Before we go into specifics, it’s worth pointing out that you often can get adapter and converter cables – so even if your car has a particular type of plug whilst the charging station has another type, you can use a converter cable. So don’t worry too much about the specifics, just know that in addition to the 2 charging cables your EV should come with, you might need to buy an extra cable or two in the worst case.
Okay, so Type 1 is the most normal plug type. Its technical name is the SAE J1772, but it’s also called a J plug. This 3-pin plug is standard in America and Canada, but cars like the Japanese Nissan Leaf also have the type 1 inlet. It looks like:
In competition with this is the type 2 plug, which is more commonly seen in Europe – but Tesla also use this (albeit a slightly modified version which accepts higher charging levels). This 7-pin plug looks as follows:
Most charging stations (be it public ones or dedicated at-home ones) – aka level 2 ones – use either type 1 or type 2 plugs, and pretty much every EV will come with a type-2-to-1 (or type-1-to-2) cable… so for the most common charging purposes, you have almost learnt all you need to know!

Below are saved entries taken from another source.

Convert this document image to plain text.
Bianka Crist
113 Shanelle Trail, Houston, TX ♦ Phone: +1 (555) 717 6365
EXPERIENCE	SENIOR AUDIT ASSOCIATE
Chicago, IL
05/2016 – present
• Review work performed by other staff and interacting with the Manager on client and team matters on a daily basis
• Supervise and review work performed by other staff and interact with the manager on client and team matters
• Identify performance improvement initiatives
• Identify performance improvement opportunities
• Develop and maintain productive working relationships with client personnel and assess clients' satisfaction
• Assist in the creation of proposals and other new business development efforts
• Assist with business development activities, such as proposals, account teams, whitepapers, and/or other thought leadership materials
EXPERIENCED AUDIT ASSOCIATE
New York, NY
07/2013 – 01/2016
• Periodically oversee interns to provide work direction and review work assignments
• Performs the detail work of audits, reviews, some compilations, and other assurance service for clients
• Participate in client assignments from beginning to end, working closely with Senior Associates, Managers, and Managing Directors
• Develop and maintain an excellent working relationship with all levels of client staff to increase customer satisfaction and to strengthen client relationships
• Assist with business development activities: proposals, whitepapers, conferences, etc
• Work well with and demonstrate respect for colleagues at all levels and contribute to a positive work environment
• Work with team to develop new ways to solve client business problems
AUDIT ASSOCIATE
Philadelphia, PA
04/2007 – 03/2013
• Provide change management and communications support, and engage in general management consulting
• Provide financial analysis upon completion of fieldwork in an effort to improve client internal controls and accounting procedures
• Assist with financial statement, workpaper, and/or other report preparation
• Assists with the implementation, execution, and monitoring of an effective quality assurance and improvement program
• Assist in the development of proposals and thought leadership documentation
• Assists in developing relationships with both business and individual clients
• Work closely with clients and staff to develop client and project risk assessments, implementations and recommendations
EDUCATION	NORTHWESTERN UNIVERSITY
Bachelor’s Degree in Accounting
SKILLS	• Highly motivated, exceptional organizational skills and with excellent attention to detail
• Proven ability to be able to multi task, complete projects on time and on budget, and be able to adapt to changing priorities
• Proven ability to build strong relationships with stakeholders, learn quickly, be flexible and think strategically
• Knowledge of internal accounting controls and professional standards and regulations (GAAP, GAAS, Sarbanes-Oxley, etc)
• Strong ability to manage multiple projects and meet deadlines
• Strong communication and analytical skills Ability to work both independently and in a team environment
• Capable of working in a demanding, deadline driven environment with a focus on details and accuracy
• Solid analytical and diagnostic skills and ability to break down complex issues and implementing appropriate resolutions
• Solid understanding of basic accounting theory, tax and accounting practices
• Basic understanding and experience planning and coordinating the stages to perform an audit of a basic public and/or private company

Congratulations! However if you want to delve into the World of rapid charging, feel free to read on!
Charge Plugs For Rapid Charging (L3-L4)
Okay, so type 1 and type 2 connectors/cables generally run at 7-22 kW (apart from Tesla’s modified type 2 charger) – aka level 2 charge rates. But naturally, being able to charge an EV in minutes is a big advantage – hence the need rapid charging (level 3/4).

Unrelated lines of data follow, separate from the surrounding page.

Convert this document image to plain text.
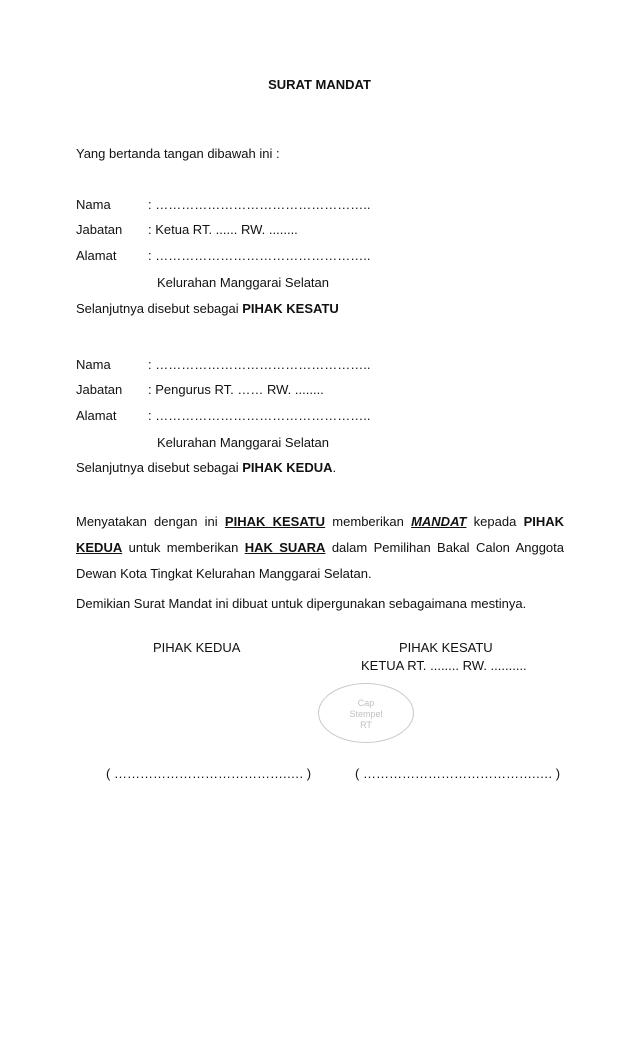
SURAT MANDAT
Yang bertanda tangan dibawah ini :
Nama	: …………………………………………..
Jabatan : Ketua RT. ...... RW. ........
Alamat : …………………………………………..
Kelurahan Manggarai Selatan
Selanjutnya disebut sebagai PIHAK KESATU
Nama	: …………………………………………..
Jabatan : Pengurus RT. …… RW. ........
Alamat : …………………………………………..
Kelurahan Manggarai Selatan
Selanjutnya disebut sebagai PIHAK KEDUA.
Menyatakan dengan ini PIHAK KESATU memberikan MANDAT kepada PIHAK
KEDUA untuk memberikan HAK SUARA dalam Pemilihan Bakal Calon Anggota
Dewan Kota Tingkat Kelurahan Manggarai Selatan.
Demikian Surat Mandat ini dibuat untuk dipergunakan sebagaimana mestinya.
PIHAK KEDUA	PIHAK KESATU
KETUA RT. ........ RW. ..........
Cap
Stempel
RT
( ………………………………….…. )	( ………………………………….…. )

These require different types of plugs, however, and so we have two more to introduce: the German-created CCS format, and the Japanese-backed CHAdeMO.

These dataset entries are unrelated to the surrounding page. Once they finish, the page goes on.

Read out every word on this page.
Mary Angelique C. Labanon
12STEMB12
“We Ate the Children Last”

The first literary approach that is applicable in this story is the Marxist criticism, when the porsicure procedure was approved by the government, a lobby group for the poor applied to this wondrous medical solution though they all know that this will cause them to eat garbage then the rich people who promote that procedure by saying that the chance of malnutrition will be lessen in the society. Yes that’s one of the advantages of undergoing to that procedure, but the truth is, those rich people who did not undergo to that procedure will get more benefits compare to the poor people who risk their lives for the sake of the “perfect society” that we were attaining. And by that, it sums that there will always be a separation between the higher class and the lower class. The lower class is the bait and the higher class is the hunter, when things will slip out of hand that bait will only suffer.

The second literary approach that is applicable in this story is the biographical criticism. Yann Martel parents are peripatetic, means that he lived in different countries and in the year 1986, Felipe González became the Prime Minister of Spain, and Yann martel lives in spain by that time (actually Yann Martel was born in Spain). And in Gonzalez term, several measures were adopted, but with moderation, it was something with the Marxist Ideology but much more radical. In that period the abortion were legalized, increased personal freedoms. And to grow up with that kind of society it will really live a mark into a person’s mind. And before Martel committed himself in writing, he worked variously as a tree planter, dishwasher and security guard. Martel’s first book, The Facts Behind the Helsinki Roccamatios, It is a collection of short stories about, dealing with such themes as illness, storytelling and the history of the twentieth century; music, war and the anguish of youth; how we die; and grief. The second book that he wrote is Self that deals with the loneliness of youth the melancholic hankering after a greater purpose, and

The CCS is a 5-pin plug from Germany, but also backed by various American car manufacturers and charging networks. These tend to go up to 50 kW and are seen in the majority of EVs including the Chevy Spark, VW e-Golf and BMW i3:
The CHAdeMO is a more complex 10-pin plug from Japan, and up until 2020 it was the most commonly found rapid-charging connector within the UK. The Nissan Leaf uses this connector type for its rapid DC charging inlet, and CHAdeMO also tends to be seen up to 50 kW:
Due to how differently they work, it is not possible to buy a CCS-to-CHAdeMO (or CHAdeMO-to-CCS) adapter.
This is starting to become a downside for people with CHAdeMo EVs, such as the Nissan Leaf, because an increasing number of charging stations are dropping CHAdeMo. In time, this will make it harder and harder to charge up with a CHAdeMo-based EV.
Note: all the above applies to non-Tesla owners. If you are a Tesla owner, however, the situation is a bit more complicated. Some older Teslas use a modified type 2 plug for supercharging. Other Teslas might use CCS plugs, whilst in some countries they instead support CHAdeMo. Basically it’s a bit more complicated with a Tesla, but you should have all the cables and adapters you need when you take delivery of your new Tesla.
We’ll give a final mention of GB/T, which is a China-only rapid charger which might run to 900 kW in the future. This is still in development and will be restricted to China however, so don’t worry too much about GB/T unless you plan on living in China!
We hope you have found this article useful. There are a lot of terms flying around, but we have mentioned all that you generally need to know when buying a fairly mainstream electric car.
The main thing to remember is that for standard (level 2) charging, you won’t have an issue whether your car has a type 1 or type 2 inlet because you can get an adapter.
Rapid charging is more diverse, but if you use your car’s in-built infomation system – or your EV’s accompanying app – you will be directed to the nearest compatible rapid charging station for your vehicle.
2 thoughts on “Electric Car Charge Plugs/Types: An Easy-To-Understand Guide”
What are the 5 pins used fo on an SAE J1772 plug?
Hi Marc, this website lists them (along with some helpful technical diagrams) but they are: AC lines 1 and 2, ground, control pilot and proximity detection.